The new requirements will come into force on September 12.
UK.- The British gambling regulator, the Gambling Commission, has published guidance ahead of the introduction of new consumer protection requirements on September 12. The guidance aims to ensure that online gaming operators are clear on what they need to do to meet the new requirements, which were announced in April.
Operators will now have to bring in automated processes to record indicators of gambling harm and will need to be able to provide evidence of their evaluations and customer interactions to the regulator as part of routine casework. They must prevent marketing to at-risk players and must “|take action in a timely manner”, elevating interactions and engaging with customers
The Gambling Commission’s chief executive Andrew Rhodes said: “Operators must take account of this guidance ahead of the stronger requirements coming into effect. We are giving the industry time to prepare for the changes and expect full compliance by September.
“Every gambling business has a role to play to prevent gambling harm and this guidance makes clear what we expect to see, which will be supported with enforcement action should we need it.
“In the current context, including the rise in the cost of living, it is more important than ever for operators to meet these requirements to identify customers at risk of harm.”
New Gambling Commission customer protection measures
The new procedures require online gambling operators “do more to identify and take action to protect customers at risk of harm”. They cover the use of harm indicators, which operators must monitor to identify vulnerable customers.
Operators must monitor for strong indicators of harm and must know when to use automated systems and processes and how to measure the impact of customer interactions.
New provisions in the regulator’s social responsibility code require licensees to “implement effective customer interaction systems and processes in a way which minimises the risk of customers experiencing harms associated with gambling”.
These must include three elements of customer interaction: identify, act and evaluate, and it must be clear that customer interaction is continual. Licensees must have effective systems and processes to monitor customer activity, must use a range of indicators that are relevant to their customers and type of gambling, and must take appropriate action in a timely manner, and tailored to the number and level of indicators displayed by the customer in question.
The indicators to be used must include customer spend, patterns of spend, time spent gambling, gambling behaviour, customer-led contact, use of gambling management tools and account indicators. Operators must ensure that no marketing or bonus offers are sent to customers who have displayed strong indicators of harm.
Operators must also demonstrate that they understand the impact of their interactions with customers and that they take all reasonable steps to evaluate the effectiveness of their approach.
The Gambling Commission said it will be carrying out a consultation on how to tackle the three key financial risks of binge gambling, unaffordable losses over time and risks for the financially vulnerable.
Earlier this month, Rhodes spoke at the Westminster Media Forum Gambling Regulation Conference.

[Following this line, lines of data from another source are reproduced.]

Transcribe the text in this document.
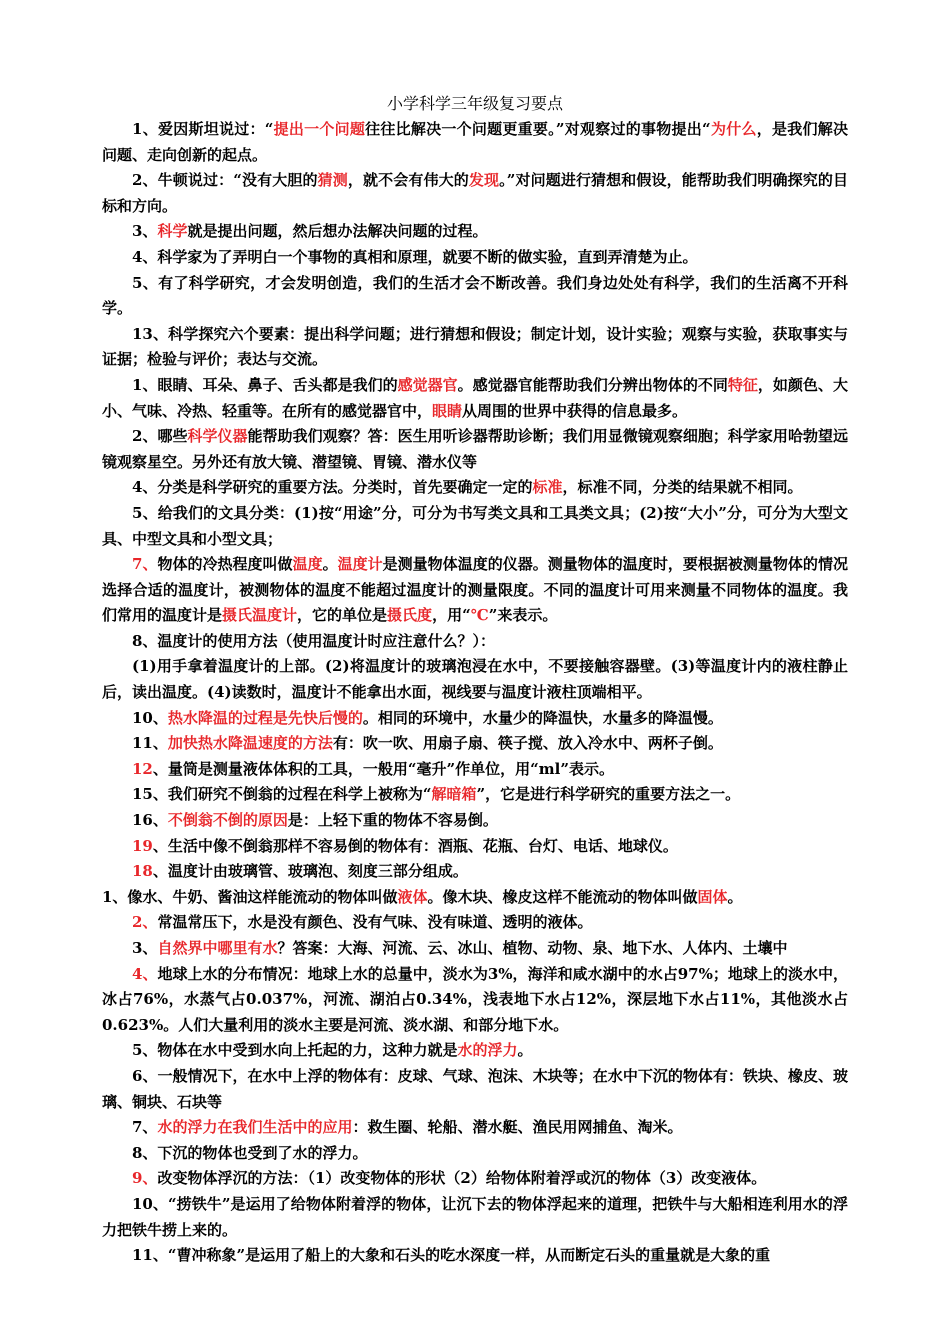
小学科学三年级复习要点

1、爱因斯坦说过：“提出一个问题往往比解决一个问题更重要。”对观察过的事物提出“为什么，是我们解决问题、走向创新的起点。

2、牛顿说过：“没有大胆的猜测，就不会有伟大的发现。”对问题进行猜想和假设，能帮助我们明确探究的目标和方向。

3、科学就是提出问题，然后想办法解决问题的过程。

4、科学家为了弄明白一个事物的真相和原理，就要不断的做实验，直到弄清楚为止。

5、有了科学研究，才会发明创造，我们的生活才会不断改善。我们身边处处有科学，我们的生活离不开科学。

13、科学探究六个要素：提出科学问题；进行猜想和假设；制定计划，设计实验；观察与实验，获取事实与证据；检验与评价；表达与交流。

1、眼睛、耳朵、鼻子、舌头都是我们的感觉器官。感觉器官能帮助我们分辨出物体的不同特征，如颜色、大小、气味、冷热、轻重等。在所有的感觉器官中，眼睛从周围的世界中获得的信息最多。

2、哪些科学仪器能帮助我们观察？答：医生用听诊器帮助诊断；我们用显微镜观察细胞；科学家用哈勃望远镜观察星空。另外还有放大镜、潜望镜、胃镜、潜水仪等

4、分类是科学研究的重要方法。分类时，首先要确定一定的标准，标准不同，分类的结果就不相同。

5、给我们的文具分类：(1)按“用途”分，可分为书写类文具和工具类文具；(2)按“大小”分，可分为大型文具、中型文具和小型文具；

7、物体的冷热程度叫做温度。温度计是测量物体温度的仪器。测量物体的温度时，要根据被测量物体的情况选择合适的温度计，被测物体的温度不能超过温度计的测量限度。不同的温度计可用来测量不同物体的温度。我们常用的温度计是摄氏温度计，它的单位是摄氏度，用“℃”来表示。

8、温度计的使用方法（使用温度计时应注意什么？）：

(1)用手拿着温度计的上部。(2)将温度计的玻璃泡浸在水中，不要接触容器壁。(3)等温度计内的液柱静止后，读出温度。(4)读数时，温度计不能拿出水面，视线要与温度计液柱顶端相平。

10、热水降温的过程是先快后慢的。相同的环境中，水量少的降温快，水量多的降温慢。

11、加快热水降温速度的方法有：吹一吹、用扇子扇、筷子搅、放入冷水中、两杯子倒。

12、量筒是测量液体体积的工具，一般用“毫升”作单位，用“ml”表示。

15、我们研究不倒翁的过程在科学上被称为“解暗箱”，它是进行科学研究的重要方法之一。

16、不倒翁不倒的原因是：上轻下重的物体不容易倒。

19、生活中像不倒翁那样不容易倒的物体有：酒瓶、花瓶、台灯、电话、地球仪。

18、温度计由玻璃管、玻璃泡、刻度三部分组成。

1、像水、牛奶、酱油这样能流动的物体叫做液体。像木块、橡皮这样不能流动的物体叫做固体。

2、常温常压下，水是没有颜色、没有气味、没有味道、透明的液体。

3、自然界中哪里有水？答案：大海、河流、云、冰山、植物、动物、泉、地下水、人体内、土壤中

4、地球上水的分布情况：地球上水的总量中，淡水为3%，海洋和咸水湖中的水占97%；地球上的淡水中，冰占76%，水蒸气占0.037%，河流、湖泊占0.34%，浅表地下水占12%，深层地下水占11%，其他淡水占0.623%。人们大量利用的淡水主要是河流、淡水湖、和部分地下水。

5、物体在水中受到水向上托起的力，这种力就是水的浮力。

6、一般情况下，在水中上浮的物体有：皮球、气球、泡沫、木块等；在水中下沉的物体有：铁块、橡皮、玻璃、铜块、石块等

7、水的浮力在我们生活中的应用：救生圈、轮船、潜水艇、渔民用网捕鱼、淘米。

8、下沉的物体也受到了水的浮力。

9、改变物体浮沉的方法：（1）改变物体的形状（2）给物体附着浮或沉的物体（3）改变液体。

10、“捞铁牛”是运用了给物体附着浮的物体，让沉下去的物体浮起来的道理，把铁牛与大船相连利用水的浮力把铁牛捞上来的。

11、“曹冲称象”是运用了船上的大象和石头的吃水深度一样，从而断定石头的重量就是大象的重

He told the conference that publication of the government’s gambling white paper is “getting closer”, but said that the wait was not “an excuse not to tackle problems now”.
More than 18 months after the government began its review of the 2005 Gambling Act there are still no firm details on what new legislation will be proposed. The government has been promising all year that the white paper is coming soon, with its publication put back to spring. Now as spring turns to summer, there’s been plenty of rumour in the press about what’s in store.